The Central Bank of Nigeria (CBN) on Friday nationalised Afribank Plc, Spring Bank Plc and Bank PHB Plc because the three rescued banks “have not shown the necessary capacity and ability to beat the September 30 recapitalisation deadline.”
The Bank PHB Plc is the majority shareholder in Orient Bank Uganda. Maxwell Ibeanus, the Orient Bank managing director and chief executive officer, yesterday confirmed the takeover. He, however, insisted that the institution operates under the strict supervision of the Bank of Uganda and in accordance with the local laws and regulations.

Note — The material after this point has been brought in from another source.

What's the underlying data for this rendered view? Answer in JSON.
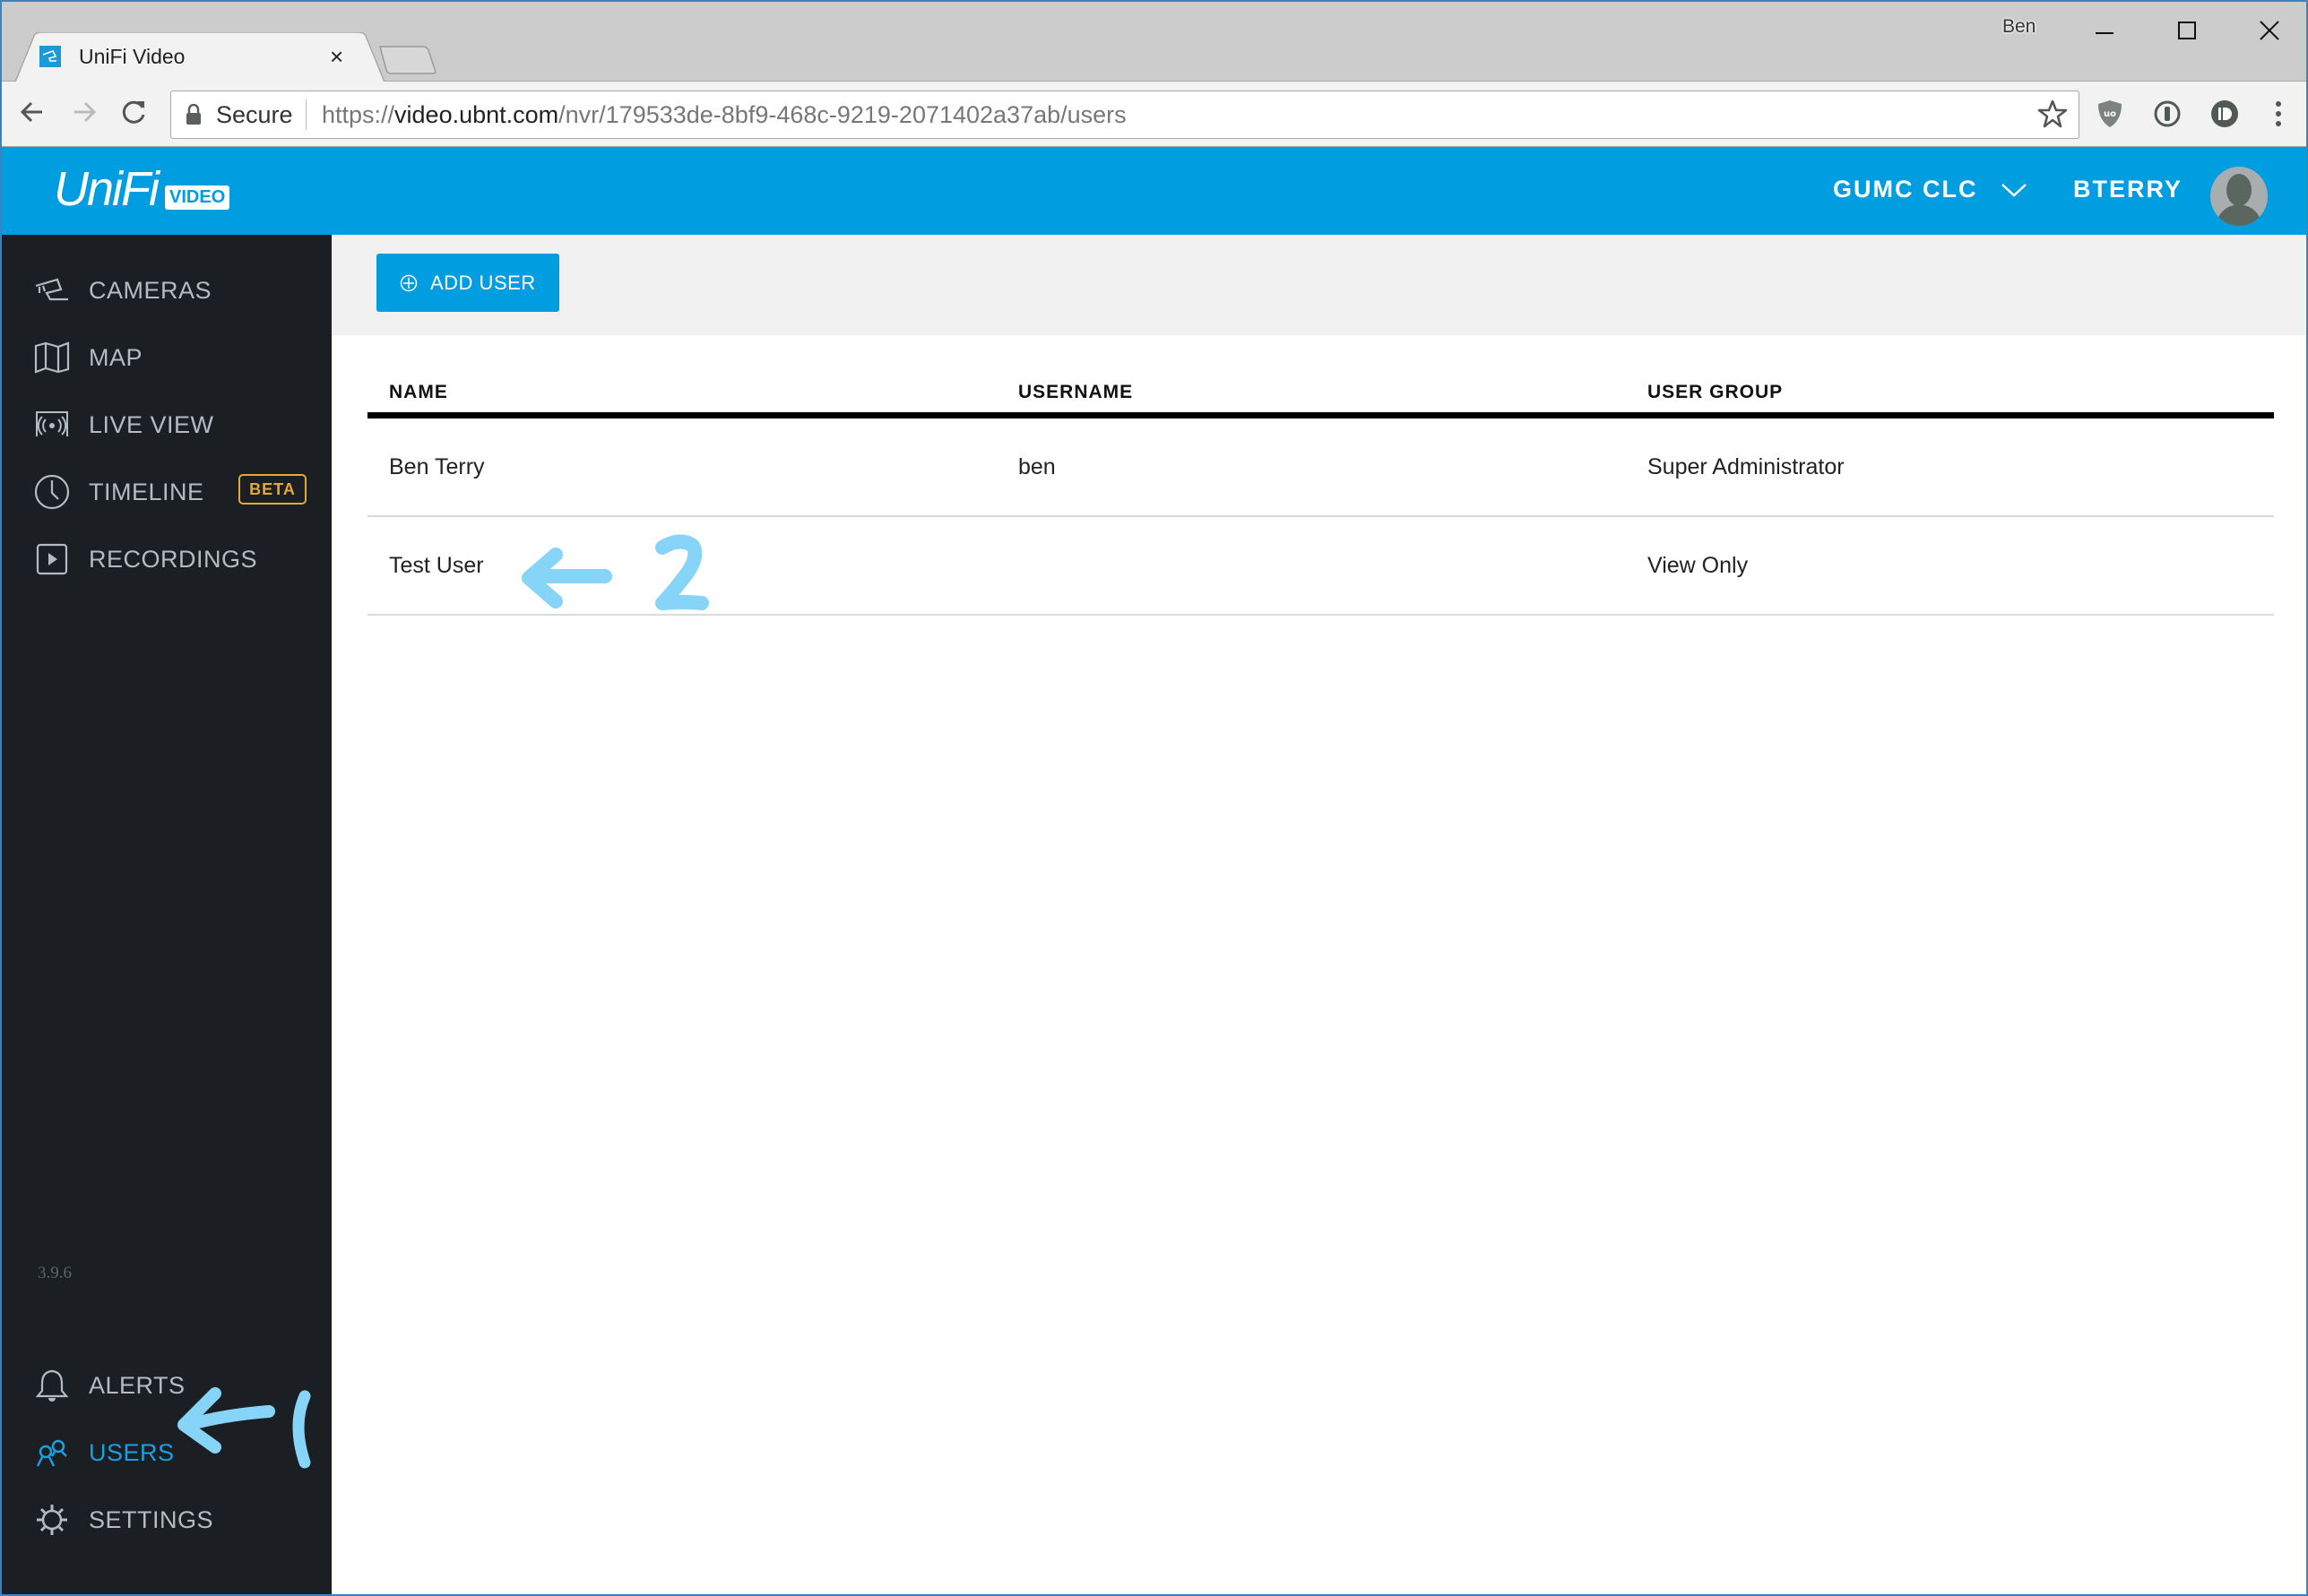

“The changes in Nigeria are important to ensure recapitalisation. The transition will be seamless,” Ibeanus said in a statement.
“We will continue to deliver a smooth, consistent and professional service to all our customers.”
The Nigerian Deposit Insurance Corporation (NDIC), the regulator, has created three bridge banks (temporary banks) to acquire the assets of the banks so as to continue operations on a fresh note.
Umaru Ibrahim, the NDIC boss, said the provision of the bridge bank option would prevent the liquidation of the banks to avoid hurting depositors.
“This option will provide for continuity in banking service to protect depositors. It will ensures that no depositor losses money,” Ibrahim argued.
The CBN and NDIC had in 2009 carried out a special examination of all banks in Nigeria.